Book Synopsis Cancer Control by : World Health Organization
Download or read book Cancer Control written by World Health Organization and published by World Health Organization. This book was released on 2007 with total page 57 pages. Available in PDF, EPUB and Kindle. Book excerpt: In 2005, 7.6 million people died of cancer. More than 70% of those deaths occured in low and middle income countries. WHO has developed a series of six modules that provides practical advice for programme managers and policy-makers on how to advocate, plan and implement effective cancer control programmes, particularly in low and middle income countries.The WHO guide is a response to the World Health Assembly resolution on cancer prevention and control (WHA58.22), adopted in May 2005, which calls on Member States to intensify action against cancer by developing and reinforcing cancer control programmes.
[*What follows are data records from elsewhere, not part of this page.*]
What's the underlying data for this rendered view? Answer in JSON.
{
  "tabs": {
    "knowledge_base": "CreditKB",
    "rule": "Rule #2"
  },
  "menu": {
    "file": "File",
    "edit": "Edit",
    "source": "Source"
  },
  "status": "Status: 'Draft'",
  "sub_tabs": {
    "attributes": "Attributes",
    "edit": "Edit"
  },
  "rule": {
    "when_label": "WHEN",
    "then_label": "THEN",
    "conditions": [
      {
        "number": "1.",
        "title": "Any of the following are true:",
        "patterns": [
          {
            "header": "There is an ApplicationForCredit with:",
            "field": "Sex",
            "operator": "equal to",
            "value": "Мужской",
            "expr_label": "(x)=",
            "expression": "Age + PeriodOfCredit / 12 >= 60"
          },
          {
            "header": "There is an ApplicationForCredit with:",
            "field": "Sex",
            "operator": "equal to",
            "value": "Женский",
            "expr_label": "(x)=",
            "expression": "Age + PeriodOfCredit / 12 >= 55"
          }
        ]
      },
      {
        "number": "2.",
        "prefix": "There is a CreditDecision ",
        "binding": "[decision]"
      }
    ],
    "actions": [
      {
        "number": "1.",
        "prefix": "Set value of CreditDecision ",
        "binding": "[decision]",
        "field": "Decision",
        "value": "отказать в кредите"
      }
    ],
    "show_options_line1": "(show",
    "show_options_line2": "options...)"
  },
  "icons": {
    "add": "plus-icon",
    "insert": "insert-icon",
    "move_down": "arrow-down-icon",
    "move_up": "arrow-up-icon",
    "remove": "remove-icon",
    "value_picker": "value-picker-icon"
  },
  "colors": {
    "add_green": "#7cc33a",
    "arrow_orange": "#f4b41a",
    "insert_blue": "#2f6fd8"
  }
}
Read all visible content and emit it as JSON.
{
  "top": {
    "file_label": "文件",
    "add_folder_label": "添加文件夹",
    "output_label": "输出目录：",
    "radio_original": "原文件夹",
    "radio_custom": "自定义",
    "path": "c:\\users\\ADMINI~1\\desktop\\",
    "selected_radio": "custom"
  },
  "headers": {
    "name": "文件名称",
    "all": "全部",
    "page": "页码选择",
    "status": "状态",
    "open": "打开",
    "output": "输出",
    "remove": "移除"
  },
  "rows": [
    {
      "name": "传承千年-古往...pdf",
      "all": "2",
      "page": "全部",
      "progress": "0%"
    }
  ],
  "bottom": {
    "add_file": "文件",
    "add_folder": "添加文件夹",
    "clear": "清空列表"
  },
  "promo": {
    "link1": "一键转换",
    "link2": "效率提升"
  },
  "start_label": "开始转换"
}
Book Synopsis Ensuring Quality Cancer Care by : National Cancer Policy Board
Download or read book Ensuring Quality Cancer Care written by National Cancer Policy Board and published by National Academies Press. This book was released on 1999-08-04 with total page 257 pages. Available in PDF, EPUB and Kindle. Book excerpt: We all want to believe that when people get cancer, they will receive medical care of the highest quality. Even as new scientific breakthroughs are announced, though, many cancer patients may be getting the wrong care, too little care, or too much care, in the form of unnecessary procedures. How close is American medicine to the ideal of quality cancer care for every person with cancer? Ensuring Quality Cancer Care provides a comprehensive picture of how cancer care is delivered in our nation, from early detection to end-of-life issues. The National Cancer Policy Board defines quality care and recommends how to monitor, measure, and extend quality care to all people with cancer. Approaches to accountability in health care are reviewed. What keeps people from getting care? The book explains how lack of medical coverage, social and economic status, patient beliefs, physician decision-making, and other factors can stand between the patient and the best possible care. The board explores how cancer care is shaped by the current focus on evidence-based medicine, the widespread adoption of managed care, where services are provided, and who provides care. Specific shortfalls in the care of breast and prostate cancer are identified. A status report on health services research is included. Ensuring Quality Cancer Care offers wide-ranging data and information in clear context. As the baby boomers approach the years when most cancer occurs, this timely volume will be of special interest to health policy makers, public and private healthcare purchasers, medical professionals, patient advocates, researchers, and people with cancer.
Book Synopsis Individual Quality of Life by : Charles Richard Boddington Joyce
Download or read book Individual Quality of Life written by Charles Richard Boddington Joyce and published by Taylor & Francis. This book was released on 1999 with total page 248 pages. Available in PDF, EPUB and Kindle. Book excerpt: First Published in 1999. Routledge is an imprint of Taylor & Francis, an informa company.
Book Synopsis Recent Advances in Clinical Trial Design and Analysis by : Peter F. Thall
Download or read book Recent Advances in Clinical Trial Design and Analysis written by Peter F. Thall and published by Springer Science & Business Media. This book was released on 2012-12-06 with total page 263 pages. Available in PDF, EPUB and Kindle. Book excerpt: Clinical trials have two purposes -- to treat the patients in the trial, and to obtain information which increases our understanding of the disease and especially how patients respond to treatment. Statistical design provides a means to achieve both these aims, while statistical data analysis provides methods for extracting useful information from the trial data. Recent advances in statistical computing have enabled statisticians to implement very rapidly a broad array of methods which previously were either impractical or impossible. Biostatisticians are now able to provide much greater support to medical researchers working in both clinical and laboratory settings. As our collective toolkit of techniques for analyzing data has grown, it has become increasingly difficult for biostatisticians to keep up with all the developments in our own field. Recent Advances in Clinical Trial Design and Analysis brings together biostatisticians doing cutting-edge research and explains some of the more recent developments in biostatistics to clinicians and scientists who work in clinical trials.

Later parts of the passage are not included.